In an effort to combat the ongoing and largely partisan efforts to paint the status of the War on Terror in the bleakest possible light, coupled with the media's tendency to focus on the the abrupt and the horrible vs. the procedural and the positive, I offer up these words from Victor "Bombs Away" Hanson:
- After the spectacular victories in Afghanistan and Iraq, public ardor for the conflict is temporarily cooling. Because of the past recession, the effects of 9/11, the tax cuts, and the cost of the war, we are running up billions in projected annual budget deficits. Our own McClellans and contemporary Copperheads deride the president as a miserable failure cheek by jowl with major newspapers.
Few stop to appreciate that 50 million are now liberated with the first chance of real democracy in the history of the Middle East. We almost take for granted that the Taliban and Saddam Hussein are gone and that 90 percent of Iraq is functioning under local democratic councils - in an irreversible process that is taking on a culture and logic of its own. We are angry not that the situation in the occupied countries is stabilizing - so far at a cost of less than 300 - not 300,000 - American dead, but that they are not yet normal societies. Few Americans ask why and how Saudi Arabia, Syria, and Iran are suddenly whining privately rather than shouting defiance.

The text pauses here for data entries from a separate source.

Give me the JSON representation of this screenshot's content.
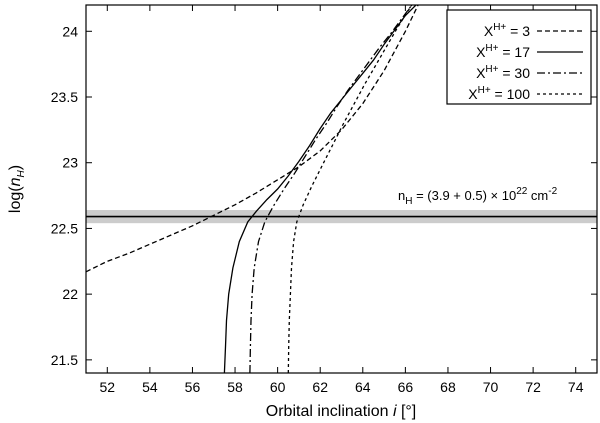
{
  "chart_data": {
    "type": "line",
    "xlabel_main": "Orbital inclination ",
    "xlabel_italic": "i",
    "xlabel_unit": " [°]",
    "ylabel_prefix": "log(",
    "ylabel_n": "n",
    "ylabel_sub": "H",
    "ylabel_suffix": ")",
    "xlim": [
      51,
      75
    ],
    "ylim": [
      21.4,
      24.2
    ],
    "x_ticks": [
      "52",
      "54",
      "56",
      "58",
      "60",
      "62",
      "64",
      "66",
      "68",
      "70",
      "72",
      "74"
    ],
    "x_tick_values": [
      52,
      54,
      56,
      58,
      60,
      62,
      64,
      66,
      68,
      70,
      72,
      74
    ],
    "y_ticks": [
      "21.5",
      "22",
      "22.5",
      "23",
      "23.5",
      "24"
    ],
    "y_tick_values": [
      21.5,
      22,
      22.5,
      23,
      23.5,
      24
    ],
    "grid": false,
    "legend_position": "top-right",
    "band": {
      "label_pre": "n",
      "label_sub": "H",
      "label_mid": " = (3.9 + 0.5) × 10",
      "label_sup": "22",
      "label_unit": " cm",
      "label_unit_sup": "-2",
      "center": 22.59,
      "low": 22.54,
      "high": 22.64,
      "fill": "#cccccc"
    },
    "series": [
      {
        "name": "X",
        "name_sup": "H+",
        "name_value": " = 3",
        "dash": "5,3",
        "x": [
          51,
          52,
          53,
          54,
          55,
          56,
          57,
          58,
          59,
          60,
          61,
          62,
          63,
          64,
          65,
          66,
          66.6
        ],
        "y": [
          22.17,
          22.25,
          22.31,
          22.38,
          22.45,
          22.52,
          22.6,
          22.68,
          22.77,
          22.87,
          22.97,
          23.09,
          23.25,
          23.45,
          23.7,
          24.0,
          24.2
        ]
      },
      {
        "name": "X",
        "name_sup": "H+",
        "name_value": " = 17",
        "dash": "",
        "x": [
          57.5,
          57.55,
          57.6,
          57.7,
          57.9,
          58.2,
          58.6,
          59.0,
          59.5,
          60.0,
          60.5,
          61.0,
          61.5,
          62.0,
          62.5,
          63.0,
          63.5,
          64.0,
          64.5,
          65.0,
          65.5,
          66.0,
          66.5
        ],
        "y": [
          21.4,
          21.6,
          21.8,
          22.0,
          22.2,
          22.4,
          22.55,
          22.63,
          22.72,
          22.8,
          22.9,
          23.01,
          23.13,
          23.26,
          23.38,
          23.48,
          23.58,
          23.68,
          23.78,
          23.9,
          24.01,
          24.12,
          24.2
        ]
      },
      {
        "name": "X",
        "name_sup": "H+",
        "name_value": " = 30",
        "dash": "8,3,2,3",
        "x": [
          58.7,
          58.72,
          58.75,
          58.8,
          58.9,
          59.1,
          59.4,
          59.8,
          60.3,
          60.8,
          61.3,
          61.8,
          62.3,
          62.8,
          63.3,
          63.8,
          64.3,
          64.8,
          65.3,
          65.8,
          66.3
        ],
        "y": [
          21.4,
          21.6,
          21.8,
          22.0,
          22.2,
          22.4,
          22.55,
          22.67,
          22.8,
          22.92,
          23.05,
          23.18,
          23.3,
          23.43,
          23.55,
          23.66,
          23.77,
          23.88,
          23.98,
          24.09,
          24.2
        ]
      },
      {
        "name": "X",
        "name_sup": "H+",
        "name_value": " = 100",
        "dash": "3,3",
        "x": [
          60.5,
          60.52,
          60.55,
          60.6,
          60.65,
          60.75,
          60.9,
          61.2,
          61.6,
          62.1,
          62.6,
          63.1,
          63.6,
          64.1,
          64.6,
          65.1,
          65.6,
          66.1,
          66.3
        ],
        "y": [
          21.4,
          21.6,
          21.8,
          22.0,
          22.2,
          22.4,
          22.55,
          22.68,
          22.82,
          22.98,
          23.14,
          23.3,
          23.45,
          23.6,
          23.74,
          23.88,
          24.02,
          24.15,
          24.2
        ]
      }
    ]
  }
}
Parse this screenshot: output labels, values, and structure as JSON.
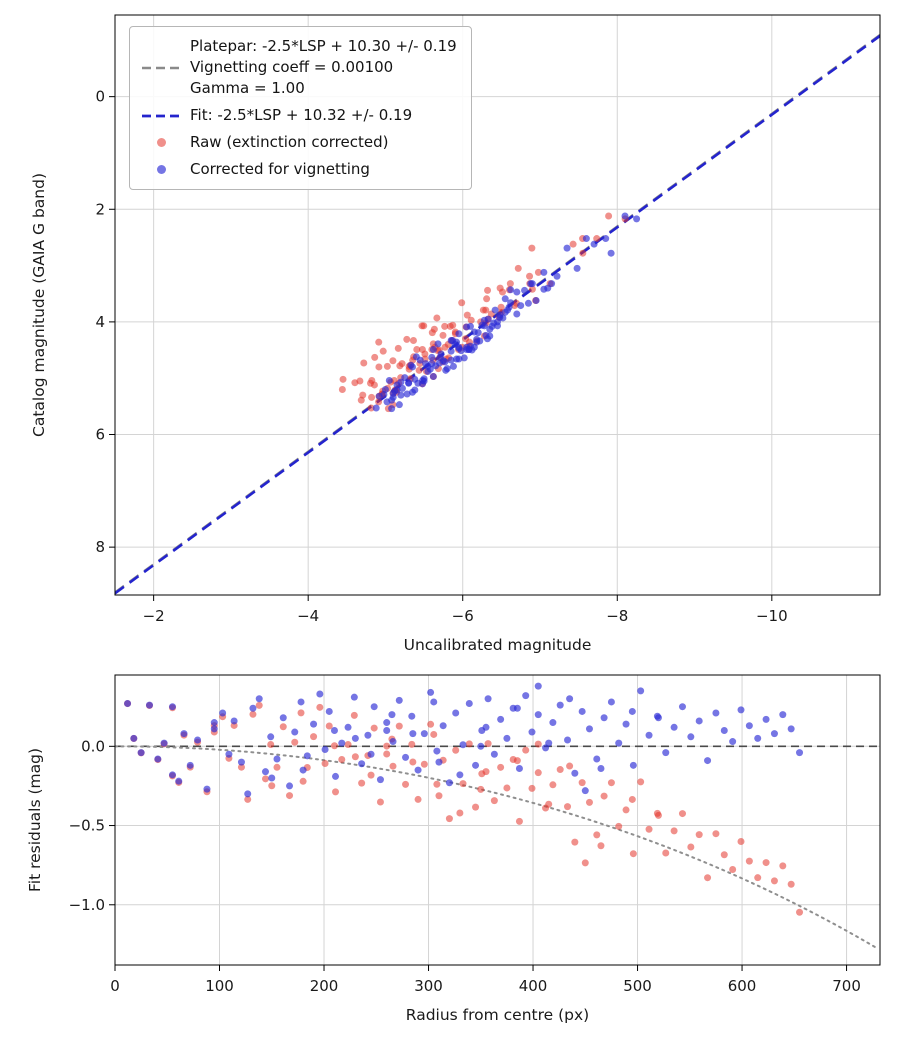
{
  "style": {
    "background": "#ffffff",
    "grid": "#d4d4d4",
    "spine": "#000000",
    "tick_label_color": "#1a1a1a"
  },
  "chart_data": [
    {
      "type": "scatter",
      "name": "photometric-calibration",
      "xlabel": "Uncalibrated magnitude",
      "ylabel": "Catalog magnitude (GAIA G band)",
      "xlim": [
        -1.5,
        -11.4
      ],
      "ylim": [
        -1.45,
        8.85
      ],
      "grid": true,
      "legend_position": "upper left",
      "xticks": [
        {
          "v": -2,
          "label": "−2"
        },
        {
          "v": -4,
          "label": "−4"
        },
        {
          "v": -6,
          "label": "−6"
        },
        {
          "v": -8,
          "label": "−8"
        },
        {
          "v": -10,
          "label": "−10"
        }
      ],
      "yticks": [
        {
          "v": 0,
          "label": "0"
        },
        {
          "v": 2,
          "label": "2"
        },
        {
          "v": 4,
          "label": "4"
        },
        {
          "v": 6,
          "label": "6"
        },
        {
          "v": 8,
          "label": "8"
        }
      ],
      "lines": [
        {
          "name": "platepar",
          "label_lines": [
            "Platepar: -2.5*LSP + 10.30 +/- 0.19",
            "Vignetting coeff = 0.00100",
            "Gamma = 1.00"
          ],
          "slope": 1,
          "intercept": 10.3,
          "style": "dashed",
          "color": "#8a8a8a",
          "width": 2,
          "dash": "11 7"
        },
        {
          "name": "fit",
          "label": "Fit: -2.5*LSP + 10.32 +/- 0.19",
          "slope": 1,
          "intercept": 10.32,
          "style": "dashed",
          "color": "#2424cd",
          "width": 2.6,
          "dash": "11 7"
        }
      ],
      "series": [
        {
          "name": "Raw (extinction corrected)",
          "color": "#e3342b",
          "opacity": 0.55,
          "derive": "x = lsp - vignetting(r); y = lsp + 10.32 + res"
        },
        {
          "name": "Corrected for vignetting",
          "color": "#2b2bd6",
          "opacity": 0.65,
          "derive": "x = lsp; y = lsp + 10.32 + res"
        }
      ]
    },
    {
      "type": "scatter",
      "name": "fit-residuals-vs-radius",
      "xlabel": "Radius from centre (px)",
      "ylabel": "Fit residuals (mag)",
      "xlim": [
        0,
        732
      ],
      "ylim": [
        0.45,
        -1.38
      ],
      "grid": true,
      "xticks": [
        {
          "v": 0,
          "label": "0"
        },
        {
          "v": 100,
          "label": "100"
        },
        {
          "v": 200,
          "label": "200"
        },
        {
          "v": 300,
          "label": "300"
        },
        {
          "v": 400,
          "label": "400"
        },
        {
          "v": 500,
          "label": "500"
        },
        {
          "v": 600,
          "label": "600"
        },
        {
          "v": 700,
          "label": "700"
        }
      ],
      "yticks": [
        {
          "v": 0,
          "label": "0.0"
        },
        {
          "v": -0.5,
          "label": "−0.5"
        },
        {
          "v": -1.0,
          "label": "−1.0"
        }
      ],
      "zero_line": {
        "v": 0,
        "color": "#4a4a4a",
        "style": "dashed",
        "dash": "8 5",
        "width": 1.6
      },
      "model_curve": {
        "name": "vignetting-model",
        "coeff": 0.001,
        "formula": "2.5*log10(cos(coeff*r)^4)",
        "color": "#8f8f8f",
        "style": "dotted",
        "width": 2
      },
      "series": [
        {
          "name": "Raw (extinction corrected)",
          "color": "#e3342b",
          "opacity": 0.55,
          "derive": "x = r; y = res + vignetting(r)"
        },
        {
          "name": "Corrected for vignetting",
          "color": "#2b2bd6",
          "opacity": 0.65,
          "derive": "x = r; y = res"
        }
      ]
    }
  ],
  "stars": {
    "columns": [
      "radius_px",
      "lsp_corrected_mag",
      "fit_residual_mag"
    ],
    "note": "vignetting(r) = 2.5*log10(cos(0.001*r)^4); raw LSP = lsp - vignetting(r)",
    "points": [
      [
        12,
        -5.62,
        0.27
      ],
      [
        18,
        -5.1,
        0.05
      ],
      [
        25,
        -6.33,
        -0.04
      ],
      [
        33,
        -5.48,
        0.26
      ],
      [
        41,
        -4.92,
        -0.08
      ],
      [
        47,
        -5.71,
        0.02
      ],
      [
        55,
        -6.05,
        -0.18
      ],
      [
        61,
        -5.33,
        -0.22
      ],
      [
        66,
        -6.48,
        0.08
      ],
      [
        72,
        -5.87,
        -0.12
      ],
      [
        79,
        -5.15,
        0.04
      ],
      [
        88,
        -6.62,
        -0.27
      ],
      [
        95,
        -5.55,
        0.11
      ],
      [
        103,
        -6.1,
        0.21
      ],
      [
        109,
        -4.98,
        -0.05
      ],
      [
        114,
        -5.77,
        0.16
      ],
      [
        121,
        -6.9,
        -0.1
      ],
      [
        127,
        -5.4,
        -0.3
      ],
      [
        132,
        -6.22,
        0.24
      ],
      [
        138,
        -5.08,
        0.3
      ],
      [
        144,
        -5.95,
        -0.16
      ],
      [
        149,
        -6.55,
        0.06
      ],
      [
        155,
        -5.25,
        -0.08
      ],
      [
        161,
        -6.05,
        0.18
      ],
      [
        167,
        -5.68,
        -0.25
      ],
      [
        172,
        -4.88,
        0.09
      ],
      [
        178,
        -6.35,
        0.28
      ],
      [
        184,
        -5.52,
        -0.06
      ],
      [
        190,
        -6.75,
        0.14
      ],
      [
        196,
        -5.18,
        0.33
      ],
      [
        201,
        -5.9,
        -0.02
      ],
      [
        205,
        -6.18,
        0.22
      ],
      [
        211,
        -5.45,
        -0.19
      ],
      [
        217,
        -6.6,
        0.02
      ],
      [
        223,
        -5.02,
        0.12
      ],
      [
        229,
        -5.8,
        0.31
      ],
      [
        236,
        -6.42,
        -0.11
      ],
      [
        242,
        -5.3,
        0.07
      ],
      [
        248,
        -6.08,
        0.25
      ],
      [
        254,
        -5.62,
        -0.21
      ],
      [
        260,
        -7.05,
        0.15
      ],
      [
        266,
        -5.12,
        0.03
      ],
      [
        272,
        -5.95,
        0.29
      ],
      [
        278,
        -6.28,
        -0.07
      ],
      [
        284,
        -5.5,
        0.19
      ],
      [
        290,
        -6.7,
        -0.15
      ],
      [
        296,
        -5.22,
        0.08
      ],
      [
        302,
        -6.02,
        0.34
      ],
      [
        308,
        -5.72,
        -0.03
      ],
      [
        314,
        -6.45,
        0.13
      ],
      [
        320,
        -5.05,
        -0.23
      ],
      [
        326,
        -5.85,
        0.21
      ],
      [
        333,
        -6.15,
        0.01
      ],
      [
        339,
        -5.38,
        0.27
      ],
      [
        345,
        -6.88,
        -0.12
      ],
      [
        351,
        -5.58,
        0.1
      ],
      [
        357,
        -6.32,
        0.3
      ],
      [
        363,
        -5.15,
        -0.05
      ],
      [
        369,
        -5.98,
        0.17
      ],
      [
        375,
        -6.58,
        0.05
      ],
      [
        381,
        -5.28,
        0.24
      ],
      [
        387,
        -6.1,
        -0.14
      ],
      [
        393,
        -5.78,
        0.32
      ],
      [
        399,
        -7.22,
        0.09
      ],
      [
        405,
        -5.48,
        0.2
      ],
      [
        412,
        -6.25,
        -0.01
      ],
      [
        419,
        -5.08,
        0.15
      ],
      [
        426,
        -5.92,
        0.26
      ],
      [
        433,
        -6.48,
        0.04
      ],
      [
        440,
        -5.35,
        -0.17
      ],
      [
        447,
        -6.05,
        0.22
      ],
      [
        454,
        -5.65,
        0.11
      ],
      [
        461,
        -6.8,
        -0.08
      ],
      [
        468,
        -5.2,
        0.18
      ],
      [
        475,
        -6.15,
        0.28
      ],
      [
        482,
        -5.55,
        0.02
      ],
      [
        489,
        -6.38,
        0.14
      ],
      [
        496,
        -5.0,
        -0.12
      ],
      [
        503,
        -5.88,
        0.35
      ],
      [
        511,
        -6.2,
        0.07
      ],
      [
        519,
        -5.42,
        0.19
      ],
      [
        527,
        -6.62,
        -0.04
      ],
      [
        535,
        -5.75,
        0.12
      ],
      [
        543,
        -6.08,
        0.25
      ],
      [
        551,
        -5.3,
        0.06
      ],
      [
        559,
        -6.35,
        0.16
      ],
      [
        567,
        -5.6,
        -0.09
      ],
      [
        575,
        -7.48,
        0.21
      ],
      [
        583,
        -5.95,
        0.1
      ],
      [
        591,
        -6.28,
        0.03
      ],
      [
        599,
        -5.5,
        0.23
      ],
      [
        607,
        -6.52,
        0.13
      ],
      [
        615,
        -5.85,
        0.05
      ],
      [
        623,
        -6.18,
        0.17
      ],
      [
        631,
        -5.38,
        0.08
      ],
      [
        639,
        -6.45,
        0.2
      ],
      [
        647,
        -5.7,
        0.11
      ],
      [
        655,
        -5.92,
        -0.04
      ],
      [
        230,
        -7.85,
        0.05
      ],
      [
        310,
        -8.1,
        -0.1
      ],
      [
        405,
        -7.92,
        0.38
      ],
      [
        150,
        -7.6,
        -0.2
      ],
      [
        260,
        -8.25,
        0.1
      ],
      [
        95,
        -7.15,
        0.15
      ],
      [
        350,
        -7.7,
        0.0
      ],
      [
        450,
        -7.35,
        -0.28
      ],
      [
        520,
        -7.1,
        0.18
      ],
      [
        55,
        -6.95,
        0.25
      ],
      [
        180,
        -7.05,
        -0.15
      ],
      [
        210,
        -6.4,
        0.1
      ],
      [
        245,
        -5.2,
        -0.05
      ],
      [
        265,
        -6.85,
        0.2
      ],
      [
        285,
        -5.95,
        0.08
      ],
      [
        305,
        -5.35,
        0.28
      ],
      [
        330,
        -6.55,
        -0.18
      ],
      [
        355,
        -5.1,
        0.12
      ],
      [
        385,
        -6.7,
        0.24
      ],
      [
        415,
        -5.6,
        0.02
      ],
      [
        435,
        -6.12,
        0.3
      ],
      [
        465,
        -5.85,
        -0.14
      ],
      [
        495,
        -6.3,
        0.22
      ]
    ]
  }
}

So beneath the hysterical headlines of quagmire, Vietnam, and stalemate, we have sorely hurt our enemies. We have driven the remnants of the Taliban into the Pakistani coffeehouses, the terrorists into caves, Saddam Hussein into a low-rent apartment, his sons into the Inferno - and replaced them all not with dictators, but real opportunities for freedom and consensual government. Instead of more skyscrapers exploding in American cities, 7,000 miles away jihadists and Islamic terrorists are being hunted down in their own once sacred enclaves.







Article comments
1 - Steve Rhodes
He should have learned from Carter that it is best to find a synonym for malaise and not use crisis of confidence (though Carter's speech is interesting to read now).
2 - Eric Olsen
YOu may be right Steve, but at least Victor isn't running for anything.